Coincidentally I gave a talk about sandboxing coding agents last night: https://simonwillison.net/2025/Oct/22/living-dangerously-wit...

replies(3): >>45671268 #>>45671294 #>>45673229 #
knowaveragejoe ◴[] No.45671268[source]
Is there any chance your talk was recorded?
replies(1): >>45671321 #
1. simonw ◴[] No.45671321[source]
It wasn't, but the written version of it it is actually better than what I said in the room (since I got to think a little bit harder and add relevant links).
replies(1): >>45673009 #
2. semi-extrinsic ◴[] No.45673009[source]
IIUC your talk "just" suggests using sandbox-exec on Mac, which (as you point out) is sadly labeled as deprecated.

Is that really the best solution the world has to offer in 2025? LLMs aside, there is a whole host of supply chain risk issues that would be resolved by deploying convenient and strong sandboxes everywhere.

replies(1): >>45673573 #
3. simonw ◴[] No.45673573[source]
My preferred solutions right now:

1. A sandbox on someone else's computer. Claude Code for web, Codex Cloud, Gemini Jules, GitHub Codespaces, ChatGPT/Claude Code Interpreter

2. A Docker container. I think these are robust enough to be safe.
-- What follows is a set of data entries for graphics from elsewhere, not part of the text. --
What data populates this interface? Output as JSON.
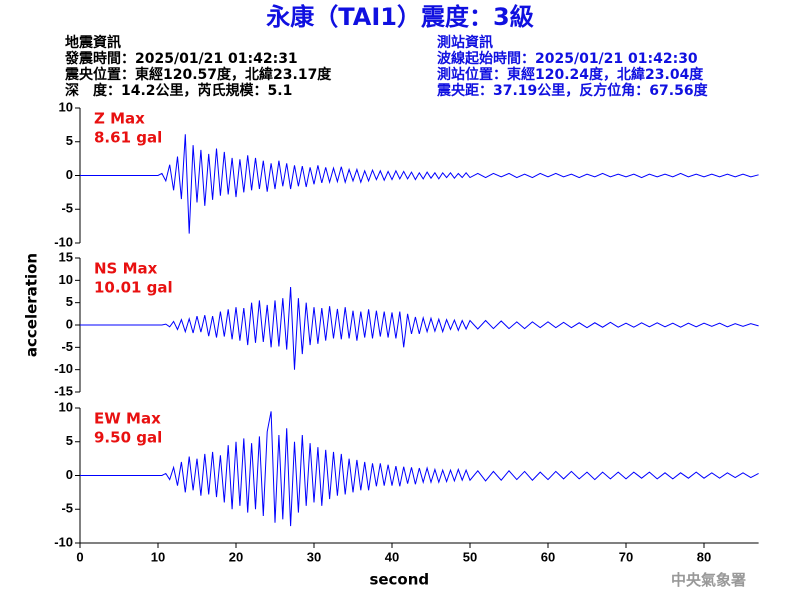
{
  "header": {
    "title": "永康（TAI1）震度：3級",
    "left": [
      "地震資訊",
      "發震時間：2025/01/21 01:42:31",
      "震央位置：東經120.57度，北緯23.17度",
      "深　度：14.2公里，芮氏規模：5.1"
    ],
    "right": [
      "測站資訊",
      "波線起始時間：2025/01/21 01:42:30",
      "測站位置：東經120.24度，北緯23.04度",
      "震央距：37.19公里，反方位角：67.56度"
    ]
  },
  "footer": "中央氣象署",
  "chart_data": [
    {
      "type": "line",
      "label": "Z Max",
      "max_label": "8.61 gal",
      "color": "#0000ff",
      "label_color": "#e81010",
      "x": [
        0,
        10,
        10.5,
        11,
        11.5,
        12,
        12.5,
        13,
        13.5,
        14,
        14.5,
        15,
        15.5,
        16,
        16.5,
        17,
        17.5,
        18,
        18.5,
        19,
        19.5,
        20,
        20.5,
        21,
        21.5,
        22,
        22.5,
        23,
        23.5,
        24,
        24.5,
        25,
        25.5,
        26,
        26.5,
        27,
        27.5,
        28,
        28.5,
        29,
        29.5,
        30,
        30.5,
        31,
        31.5,
        32,
        32.5,
        33,
        33.5,
        34,
        34.5,
        35,
        35.5,
        36,
        36.5,
        37,
        37.5,
        38,
        38.5,
        39,
        39.5,
        40,
        40.5,
        41,
        41.5,
        42,
        42.5,
        43,
        43.5,
        44,
        44.5,
        45,
        45.5,
        46,
        46.5,
        47,
        47.5,
        48,
        48.5,
        49,
        49.5,
        50,
        51,
        52,
        53,
        54,
        55,
        56,
        57,
        58,
        59,
        60,
        61,
        62,
        63,
        64,
        65,
        66,
        67,
        68,
        69,
        70,
        71,
        72,
        73,
        74,
        75,
        76,
        77,
        78,
        79,
        80,
        81,
        82,
        83,
        84,
        85,
        86,
        87
      ],
      "values": [
        0,
        0,
        0.3,
        -0.8,
        1.6,
        -2.2,
        2.8,
        -3.5,
        6.1,
        -8.61,
        4.5,
        -4,
        3.8,
        -4.5,
        3.2,
        -3.6,
        4,
        -3,
        3.5,
        -2.8,
        2.6,
        -3.2,
        2.4,
        -2.5,
        3,
        -2.2,
        2.6,
        -2,
        2.2,
        -2.4,
        1.8,
        -2,
        2.2,
        -1.6,
        1.8,
        -2,
        1.5,
        -1.6,
        1.4,
        -1.7,
        1.2,
        -1.3,
        1.5,
        -1.1,
        1.2,
        -1,
        1.1,
        -0.9,
        1.3,
        -1,
        0.9,
        -0.8,
        0.9,
        -1,
        0.7,
        -0.8,
        0.8,
        -0.6,
        0.7,
        -0.7,
        0.6,
        -0.6,
        0.7,
        -0.5,
        0.6,
        -0.5,
        0.5,
        -0.6,
        0.4,
        -0.5,
        0.5,
        -0.4,
        0.4,
        -0.5,
        0.4,
        -0.3,
        0.4,
        -0.4,
        0.3,
        -0.3,
        0.4,
        -0.3,
        0.3,
        -0.3,
        0.3,
        -0.2,
        0.3,
        -0.3,
        0.2,
        -0.3,
        0.3,
        -0.2,
        0.3,
        -0.2,
        0.2,
        -0.3,
        0.2,
        -0.2,
        0.3,
        -0.2,
        0.2,
        -0.2,
        0.2,
        -0.3,
        0.2,
        -0.2,
        0.2,
        -0.2,
        0.3,
        -0.2,
        0.2,
        -0.2,
        0.2,
        -0.2,
        0.2,
        -0.2,
        0.2,
        -0.2,
        0.1
      ],
      "xlim": [
        0,
        87
      ],
      "ylim": [
        -10,
        10
      ],
      "yticks": [
        -10,
        -5,
        0,
        5,
        10
      ]
    },
    {
      "type": "line",
      "label": "NS Max",
      "max_label": "10.01 gal",
      "color": "#0000ff",
      "label_color": "#e81010",
      "ylabel": "acceleration",
      "x": [
        0,
        10,
        10.5,
        11,
        11.5,
        12,
        12.5,
        13,
        13.5,
        14,
        14.5,
        15,
        15.5,
        16,
        16.5,
        17,
        17.5,
        18,
        18.5,
        19,
        19.5,
        20,
        20.5,
        21,
        21.5,
        22,
        22.5,
        23,
        23.5,
        24,
        24.5,
        25,
        25.5,
        26,
        26.5,
        27,
        27.5,
        28,
        28.5,
        29,
        29.5,
        30,
        30.5,
        31,
        31.5,
        32,
        32.5,
        33,
        33.5,
        34,
        34.5,
        35,
        35.5,
        36,
        36.5,
        37,
        37.5,
        38,
        38.5,
        39,
        39.5,
        40,
        40.5,
        41,
        41.5,
        42,
        42.5,
        43,
        43.5,
        44,
        44.5,
        45,
        45.5,
        46,
        46.5,
        47,
        47.5,
        48,
        48.5,
        49,
        49.5,
        50,
        51,
        52,
        53,
        54,
        55,
        56,
        57,
        58,
        59,
        60,
        61,
        62,
        63,
        64,
        65,
        66,
        67,
        68,
        69,
        70,
        71,
        72,
        73,
        74,
        75,
        76,
        77,
        78,
        79,
        80,
        81,
        82,
        83,
        84,
        85,
        86,
        87
      ],
      "values": [
        0,
        0,
        0,
        0.2,
        -0.4,
        0.8,
        -1,
        1.2,
        -1.5,
        1.4,
        -1.8,
        2,
        -1.6,
        2.2,
        -2.5,
        2,
        -2.8,
        3,
        -2.6,
        3.5,
        -3.2,
        4,
        -3.5,
        3.8,
        -4.5,
        5,
        -4,
        5.5,
        -3.8,
        4.5,
        -5,
        5.5,
        -4.8,
        6,
        -5.5,
        8.5,
        -10.01,
        6,
        -6.5,
        5,
        -4.5,
        4,
        -4.2,
        3.8,
        -3.5,
        4.2,
        -3,
        3.6,
        -3.2,
        4,
        -3,
        3.2,
        -3.5,
        3,
        -2.8,
        3.5,
        -3,
        3.2,
        -2.6,
        3,
        -2.8,
        2.8,
        -3,
        3,
        -5,
        2.5,
        -2,
        1.8,
        -2,
        1.6,
        -1.5,
        1.5,
        -1.4,
        1.3,
        -1.5,
        1.2,
        -1,
        1.1,
        -1.2,
        1,
        -0.9,
        1,
        -0.9,
        1,
        -0.8,
        0.9,
        -0.8,
        0.7,
        -0.8,
        0.7,
        -0.6,
        0.7,
        -0.6,
        0.6,
        -0.6,
        0.5,
        -0.6,
        0.5,
        -0.5,
        0.6,
        -0.5,
        0.4,
        -0.5,
        0.5,
        -0.4,
        0.5,
        -0.4,
        0.4,
        -0.5,
        0.4,
        -0.4,
        0.4,
        -0.3,
        0.4,
        -0.4,
        0.3,
        -0.3,
        0.3,
        -0.2
      ],
      "xlim": [
        0,
        87
      ],
      "ylim": [
        -15,
        15
      ],
      "yticks": [
        -15,
        -10,
        -5,
        0,
        5,
        10,
        15
      ]
    },
    {
      "type": "line",
      "label": "EW Max",
      "max_label": "9.50 gal",
      "color": "#0000ff",
      "label_color": "#e81010",
      "xlabel": "second",
      "x": [
        0,
        10,
        10.5,
        11,
        11.5,
        12,
        12.5,
        13,
        13.5,
        14,
        14.5,
        15,
        15.5,
        16,
        16.5,
        17,
        17.5,
        18,
        18.5,
        19,
        19.5,
        20,
        20.5,
        21,
        21.5,
        22,
        22.5,
        23,
        23.5,
        24,
        24.5,
        25,
        25.5,
        26,
        26.5,
        27,
        27.5,
        28,
        28.5,
        29,
        29.5,
        30,
        30.5,
        31,
        31.5,
        32,
        32.5,
        33,
        33.5,
        34,
        34.5,
        35,
        35.5,
        36,
        36.5,
        37,
        37.5,
        38,
        38.5,
        39,
        39.5,
        40,
        40.5,
        41,
        41.5,
        42,
        42.5,
        43,
        43.5,
        44,
        44.5,
        45,
        45.5,
        46,
        46.5,
        47,
        47.5,
        48,
        48.5,
        49,
        49.5,
        50,
        51,
        52,
        53,
        54,
        55,
        56,
        57,
        58,
        59,
        60,
        61,
        62,
        63,
        64,
        65,
        66,
        67,
        68,
        69,
        70,
        71,
        72,
        73,
        74,
        75,
        76,
        77,
        78,
        79,
        80,
        81,
        82,
        83,
        84,
        85,
        86,
        87
      ],
      "values": [
        0,
        0,
        0,
        0.3,
        -0.6,
        1.2,
        -1.5,
        2,
        -2.5,
        2.8,
        -2.2,
        2.5,
        -3,
        3.2,
        -2.8,
        3.5,
        -3.2,
        3,
        -4,
        4.5,
        -5,
        5,
        -4.5,
        5.5,
        -5.5,
        4.8,
        -5,
        5.8,
        -6,
        6.5,
        9.5,
        -7,
        6,
        -6.5,
        7,
        -7.5,
        5,
        -5.5,
        6,
        -4.5,
        4.8,
        -4,
        4.2,
        -4.5,
        3.8,
        -3.5,
        3.5,
        -3,
        3.2,
        -2.8,
        2.5,
        -2.5,
        2.3,
        -2.2,
        2,
        -2.2,
        1.8,
        -1.6,
        1.8,
        -1.5,
        1.6,
        -1.5,
        1.4,
        -1.6,
        1.3,
        -1.2,
        1.2,
        -1.3,
        1.1,
        -1,
        1.1,
        -1,
        0.9,
        -1,
        0.8,
        -0.9,
        0.8,
        -0.8,
        0.9,
        -0.7,
        0.8,
        -0.7,
        0.7,
        -0.8,
        0.6,
        -0.7,
        0.7,
        -0.6,
        0.6,
        -0.7,
        0.5,
        -0.6,
        0.6,
        -0.5,
        0.6,
        -0.5,
        0.5,
        -0.6,
        0.5,
        -0.5,
        0.5,
        -0.5,
        0.5,
        -0.4,
        0.5,
        -0.5,
        0.4,
        -0.5,
        0.4,
        -0.4,
        0.5,
        -0.4,
        0.4,
        -0.4,
        0.4,
        -0.3,
        0.4,
        -0.3,
        0.3
      ],
      "xlim": [
        0,
        87
      ],
      "ylim": [
        -10,
        10
      ],
      "yticks": [
        -10,
        -5,
        0,
        5,
        10
      ],
      "xticks": [
        0,
        10,
        20,
        30,
        40,
        50,
        60,
        70,
        80
      ]
    }
  ]
}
3. sandbox-exec related tricks. I haven't poked hard enough at Claude Code's new sandbox-exec sandbox yet - they only released it on Monday. OpenAI Codex CLI was using sandbox-exec too last time I looked but again, I've not reviewed it enough to be comfortable with it.
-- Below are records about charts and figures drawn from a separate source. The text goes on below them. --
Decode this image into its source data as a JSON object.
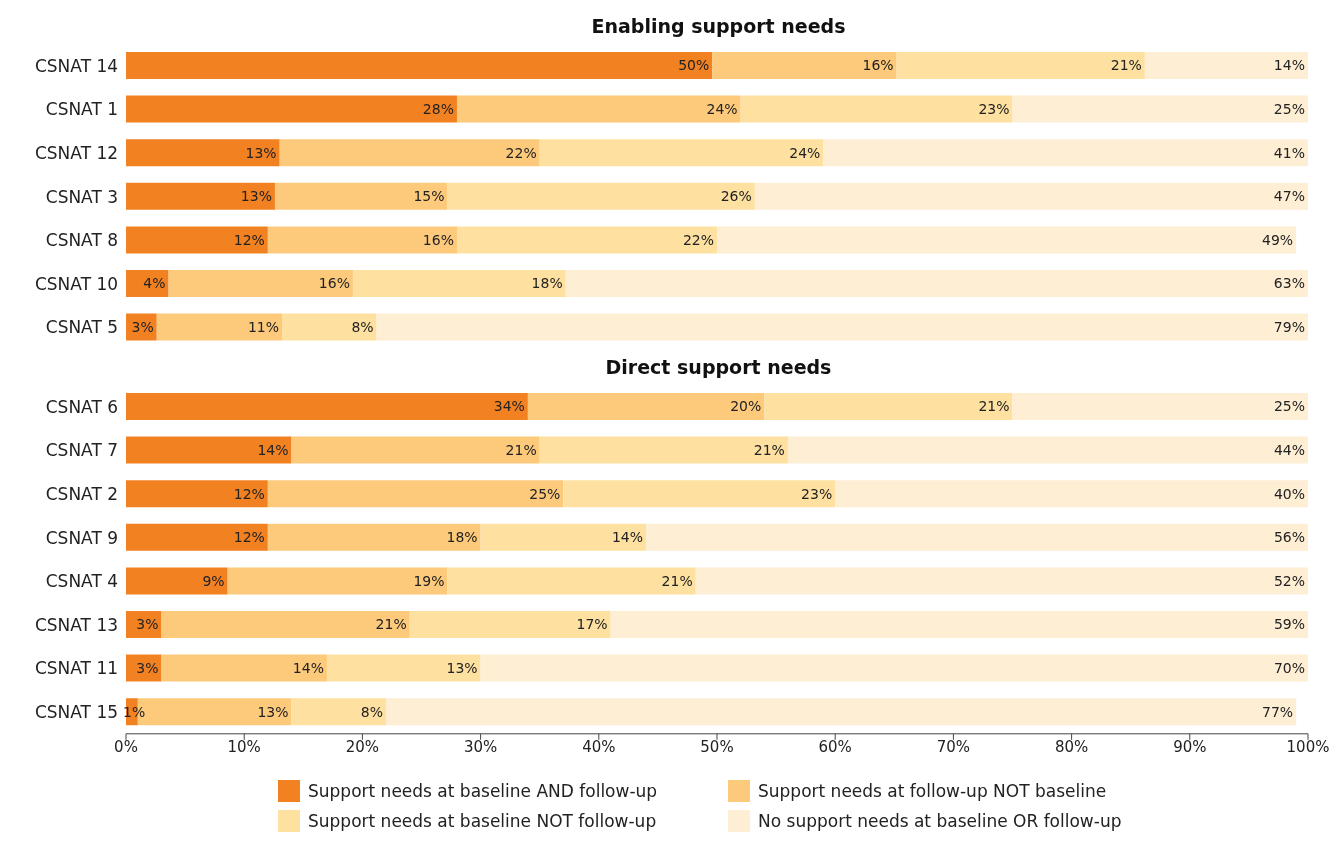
{
  "chart_data": [
    {
      "type": "bar",
      "title": "Enabling support needs",
      "orientation": "horizontal",
      "stacked": true,
      "categories": [
        "CSNAT 14",
        "CSNAT 1",
        "CSNAT 12",
        "CSNAT 3",
        "CSNAT 8",
        "CSNAT 10",
        "CSNAT 5"
      ],
      "xlim": [
        0,
        100
      ],
      "tick_labels": "y",
      "legend": false,
      "series": [
        {
          "color": "#f28122",
          "values": [
            49.6,
            28,
            13,
            12.6,
            12,
            3.6,
            2.6
          ],
          "value_labels": [
            "50%",
            "28%",
            "13%",
            "13%",
            "12%",
            "4%",
            "3%"
          ]
        },
        {
          "color": "#fdca7b",
          "values": [
            15.6,
            24,
            22,
            14.6,
            16,
            15.6,
            10.6
          ],
          "value_labels": [
            "16%",
            "24%",
            "22%",
            "15%",
            "16%",
            "16%",
            "11%"
          ]
        },
        {
          "color": "#fee0a0",
          "values": [
            21,
            23,
            24,
            26,
            22,
            18,
            8
          ],
          "value_labels": [
            "21%",
            "23%",
            "24%",
            "26%",
            "22%",
            "18%",
            "8%"
          ]
        },
        {
          "color": "#feeed4",
          "values": [
            13.8,
            25,
            41,
            46.8,
            49,
            62.8,
            78.8
          ],
          "value_labels": [
            "14%",
            "25%",
            "41%",
            "47%",
            "49%",
            "63%",
            "79%"
          ]
        }
      ]
    },
    {
      "type": "bar",
      "title": "Direct support needs",
      "orientation": "horizontal",
      "stacked": true,
      "categories": [
        "CSNAT 6",
        "CSNAT 7",
        "CSNAT 2",
        "CSNAT 9",
        "CSNAT 4",
        "CSNAT 13",
        "CSNAT 11",
        "CSNAT 15"
      ],
      "xlim": [
        0,
        100
      ],
      "xticks": [
        {
          "value": 0,
          "label": "0%"
        },
        {
          "value": 10,
          "label": "10%"
        },
        {
          "value": 20,
          "label": "20%"
        },
        {
          "value": 30,
          "label": "30%"
        },
        {
          "value": 40,
          "label": "40%"
        },
        {
          "value": 50,
          "label": "50%"
        },
        {
          "value": 60,
          "label": "60%"
        },
        {
          "value": 70,
          "label": "70%"
        },
        {
          "value": 80,
          "label": "80%"
        },
        {
          "value": 90,
          "label": "90%"
        },
        {
          "value": 100,
          "label": "100%"
        }
      ],
      "legend": "bottom",
      "series": [
        {
          "name": "Support needs at baseline AND follow-up",
          "color": "#f28122",
          "values": [
            34,
            14,
            12,
            12,
            8.6,
            3,
            3,
            1
          ],
          "value_labels": [
            "34%",
            "14%",
            "12%",
            "12%",
            "9%",
            "3%",
            "3%",
            "1%"
          ]
        },
        {
          "name": "Support needs at follow-up NOT baseline",
          "color": "#fdca7b",
          "values": [
            20,
            21,
            25,
            18,
            18.6,
            21,
            14,
            13
          ],
          "value_labels": [
            "20%",
            "21%",
            "25%",
            "18%",
            "19%",
            "21%",
            "14%",
            "13%"
          ]
        },
        {
          "name": "Support needs at baseline NOT follow-up",
          "color": "#fee0a0",
          "values": [
            21,
            21,
            23,
            14,
            21,
            17,
            13,
            8
          ],
          "value_labels": [
            "21%",
            "21%",
            "23%",
            "14%",
            "21%",
            "17%",
            "13%",
            "8%"
          ]
        },
        {
          "name": "No support needs at baseline OR follow-up",
          "color": "#feeed4",
          "values": [
            25,
            44,
            40,
            56,
            51.8,
            59,
            70,
            77
          ],
          "value_labels": [
            "25%",
            "44%",
            "40%",
            "56%",
            "52%",
            "59%",
            "70%",
            "77%"
          ]
        }
      ]
    }
  ]
}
I'm hoping more credible options come along for the sandboxing problems.

replies(2): >>45673945 #>>45676047 #
4. knowaveragejoe ◴[] No.45673945{3}[source]
If I understand correctly, Claude Code will(shortly, if not already) make use of Anthropic's sandbox that wraps Seatbelt on OS X, not sandbox-exec?

It's cool that they made this open source. It seems straightforward and useful enough that it could be used on its own for sandboxing purposes.

https://docs.claude.com/en/docs/claude-code/sandboxing

https://github.com/anthropic-experimental/sandbox-runtime

replies(1): >>45674495 #
5. simonw ◴[] No.45674495{4}[source]
Yeah they shipped that feature on Monday, you can access it via the /sandbox command. I haven't put it through its paces enough to get a feel for if I trust it yet though.
6. mentalgear ◴[] No.45676047{3}[source]
I found Vibekit's (open-source https://docs.vibekit.sh/sdk) approach of allowing you to chose your own sandboxing solution for any coding cli the most flexible. Also works with openCode and local or cloud sandboxes ! Really quality piece of software that more devs should know about. I'm surprised Simon hasn't tried it yet.